Como será feito o diagnóstico
Por meio
da integração de dados ambientais e socioeconômicos, uma equipe
multidisciplinar ligada à UFC analisará os processos erosivos ocorridos em
Jijoca de Jericoacoara, no âmbito do parque nacional, com equipamentos
oceanográficos e de geotecnologia de alta precisão.
Na
prática, o projeto identificará áreas vulneráveis,
avaliará impactos socioambientais e subsidiará a gestão costeira e a adaptação
às mudanças climáticas. “Essas informações irão contribuir para
um melhor entendimento das transformações costeiras e fornecer subsídios
científicos para o planejamento e a gestão sustentável do litoral”, explicam
Lidriana e Alexandre.
A
iniciativa reúne 12 pesquisadores experientes na temática, ligados a três
laboratórios da UFC — Laboratório de Oceanografia Geológica (LOG), Laboratório
de Oceanografia Física (LOF) e Laboratório de Processos e Impactos no Ambiente
Costeiro (CoastLab) —, além de estudantes de pós-graduação e de graduação na
área de Ciências do Mar.
Com financiamento
do Ministério da Ciência, Tecnologia e Inovação (MCTI), do
Governo Federal, o projeto conta com o apoio do Município e de instituições
locais.
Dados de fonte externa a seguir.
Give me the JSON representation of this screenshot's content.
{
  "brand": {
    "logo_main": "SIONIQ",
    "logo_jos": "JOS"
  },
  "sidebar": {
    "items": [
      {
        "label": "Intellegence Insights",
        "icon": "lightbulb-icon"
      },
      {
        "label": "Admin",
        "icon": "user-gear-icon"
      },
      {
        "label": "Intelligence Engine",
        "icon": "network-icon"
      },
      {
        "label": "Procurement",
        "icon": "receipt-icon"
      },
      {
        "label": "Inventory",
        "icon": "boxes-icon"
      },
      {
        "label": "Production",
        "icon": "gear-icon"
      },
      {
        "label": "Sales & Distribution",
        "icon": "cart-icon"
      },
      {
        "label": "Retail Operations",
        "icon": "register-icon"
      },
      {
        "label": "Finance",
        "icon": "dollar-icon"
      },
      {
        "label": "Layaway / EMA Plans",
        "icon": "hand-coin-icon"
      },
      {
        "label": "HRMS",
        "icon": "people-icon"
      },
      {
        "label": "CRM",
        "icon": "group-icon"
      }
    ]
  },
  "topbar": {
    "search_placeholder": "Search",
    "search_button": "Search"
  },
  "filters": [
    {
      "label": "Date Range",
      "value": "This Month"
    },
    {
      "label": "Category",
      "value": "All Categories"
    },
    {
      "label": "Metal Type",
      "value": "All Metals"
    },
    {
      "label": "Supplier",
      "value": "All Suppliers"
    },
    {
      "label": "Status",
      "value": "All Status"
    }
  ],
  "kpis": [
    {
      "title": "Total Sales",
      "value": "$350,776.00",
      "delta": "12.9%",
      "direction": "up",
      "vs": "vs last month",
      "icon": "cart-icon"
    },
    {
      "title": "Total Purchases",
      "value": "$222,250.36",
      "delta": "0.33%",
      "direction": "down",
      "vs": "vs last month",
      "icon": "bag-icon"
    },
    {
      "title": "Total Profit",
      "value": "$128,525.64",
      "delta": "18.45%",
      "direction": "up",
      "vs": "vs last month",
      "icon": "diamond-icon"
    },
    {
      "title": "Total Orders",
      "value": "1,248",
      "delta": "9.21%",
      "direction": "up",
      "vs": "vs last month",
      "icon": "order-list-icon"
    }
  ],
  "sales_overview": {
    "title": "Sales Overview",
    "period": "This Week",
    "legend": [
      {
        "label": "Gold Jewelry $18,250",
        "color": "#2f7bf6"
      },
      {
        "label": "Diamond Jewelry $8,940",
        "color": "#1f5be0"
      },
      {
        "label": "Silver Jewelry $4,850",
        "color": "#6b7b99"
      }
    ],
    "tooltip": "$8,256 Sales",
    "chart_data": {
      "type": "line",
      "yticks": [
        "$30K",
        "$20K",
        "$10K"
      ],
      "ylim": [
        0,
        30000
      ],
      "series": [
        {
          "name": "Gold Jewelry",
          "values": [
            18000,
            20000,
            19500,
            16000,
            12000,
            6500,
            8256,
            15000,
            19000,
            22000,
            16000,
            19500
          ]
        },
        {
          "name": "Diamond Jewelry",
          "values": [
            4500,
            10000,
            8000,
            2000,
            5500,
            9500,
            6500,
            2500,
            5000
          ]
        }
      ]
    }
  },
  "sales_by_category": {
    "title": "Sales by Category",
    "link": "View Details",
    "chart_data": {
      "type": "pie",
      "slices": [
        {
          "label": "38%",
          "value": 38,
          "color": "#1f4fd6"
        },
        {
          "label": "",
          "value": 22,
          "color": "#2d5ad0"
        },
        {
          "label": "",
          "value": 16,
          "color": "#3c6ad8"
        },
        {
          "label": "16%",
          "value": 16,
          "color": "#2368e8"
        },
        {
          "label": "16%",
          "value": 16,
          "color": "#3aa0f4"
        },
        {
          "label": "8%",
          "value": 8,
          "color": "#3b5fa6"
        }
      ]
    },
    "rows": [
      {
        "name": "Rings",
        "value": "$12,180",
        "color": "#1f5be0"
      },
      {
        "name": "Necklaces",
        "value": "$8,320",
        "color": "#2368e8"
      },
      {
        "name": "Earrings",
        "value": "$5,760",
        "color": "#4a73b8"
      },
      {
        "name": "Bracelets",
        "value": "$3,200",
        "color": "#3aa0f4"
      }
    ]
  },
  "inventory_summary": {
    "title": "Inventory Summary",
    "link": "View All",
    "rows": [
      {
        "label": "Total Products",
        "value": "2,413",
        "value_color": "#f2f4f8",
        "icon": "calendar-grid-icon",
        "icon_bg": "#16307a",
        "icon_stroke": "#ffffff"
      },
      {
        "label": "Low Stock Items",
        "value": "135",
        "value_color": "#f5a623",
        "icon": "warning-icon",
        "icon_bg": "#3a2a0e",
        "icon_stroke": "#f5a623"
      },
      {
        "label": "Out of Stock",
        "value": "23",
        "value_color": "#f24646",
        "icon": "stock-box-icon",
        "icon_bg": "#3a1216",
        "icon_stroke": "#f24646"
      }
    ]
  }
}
A participação da sociedade é celebrada pelos especialistas: “Esse
projeto traz uma grande inovação que consiste no engajamento da comunidade
local nas suas mais diversas etapas.”
Área onde acontecerá a análise
O que esperar dos resultados do estudo
A
proposta da iniciativa é apresentar um diagnóstico sazonal
detalhado dos processos costeiros da região, considerando as
condições atuais de disponibilidade de sedimentos na plataforma continental
interna, o transporte pela deriva litorânea e a dinâmica eólica, conforme
detalham Lidriana e Alexandre.
Os
dados gerados poderão contribuir para o aprimoramento das atividades
desenvolvidas pela população local relacionadas ao ambiente marinho, auxiliando
na gestão dos recursos costeiros e na adaptação às mudanças observadas na
dinâmica da região.”
A seguir, confira os principais resultados esperados do projeto:
- Realização de levantamentos
detalhados da morfologia e sedimentologia marinha e costeira;
- Coletas de dados hidrodinâmicos;
- Elaboração de modelos que simulam o
comportamento das correntes e ondas;
- Produção de mapas que mostram a
evolução da linha de costa e as áreas mais vulneráveis ao avanço da
erosão;
- Ações de educação ambiental e
cultura oceânica;
- Elaboração da Carta de Navegação
Comunitária, fornecendo subsídios para a segurança da navegação.
A
expectativa é que o estudo dure cerca de 12 meses, contemplando a sazonalidade
climática do município, e seja feito na Estação Científica da UFC em Jijoca de
Jericoacoara, cujas obras estão em andamento e devem ser concluídas no primeiro
semestre de 2027.
No
entanto, o levantamento de dados está previsto
para começar em agosto deste ano, logo após o encerramento das
ações administrativas entre a instituição de fomento e a liberação das licenças
de estudos pelos órgãos competentes, já que a área está inserida no Parque
Nacional de Jericoacoara.
Erosão pode afetar economia do
município
Devido à
redução da faixa de praia e à degradação da paisagem, Lidriana e Alexandre
explicam que a erosão
na praia de Jericoacoara pode reduzir as atividades tradicionalmente realizadas
pela comunidade, como a pesca artesanal e atratividades
turísticas, afetando, assim, hospedagem, alimentação e comércio.
Diante da
perspectiva, o prefeito Leandro Cezar celebra a iniciativa da UFC, que, segundo
ele, também é resultado de uma solicitação da administração local ao Executivo
federal. “O governo municipal está muito satisfeito com a parceria. [...] O
estudo deve descobrir quais medidas e intervenções deverão ser feitas para
diminuir estes impactos sem prejudicar o meio ambiente e, principalmente, não
interferir nas belezas naturais da praia de Jericoacoara.”
A
importância de encontrar uma solução que preserve o aspecto natural do ponto
turístico também é ressaltada pelo diretor do Consempjeri, Fábio Nobre.
"Era um pleito tanto da comunidade, do conselho comunitário, dos
moradores, quanto também dos empresários, para que essa solução fosse feita com
critério, para que se atingisse uma solução, por exemplo, que não [seja] uma
coisa que dê uma cara artificial à praia."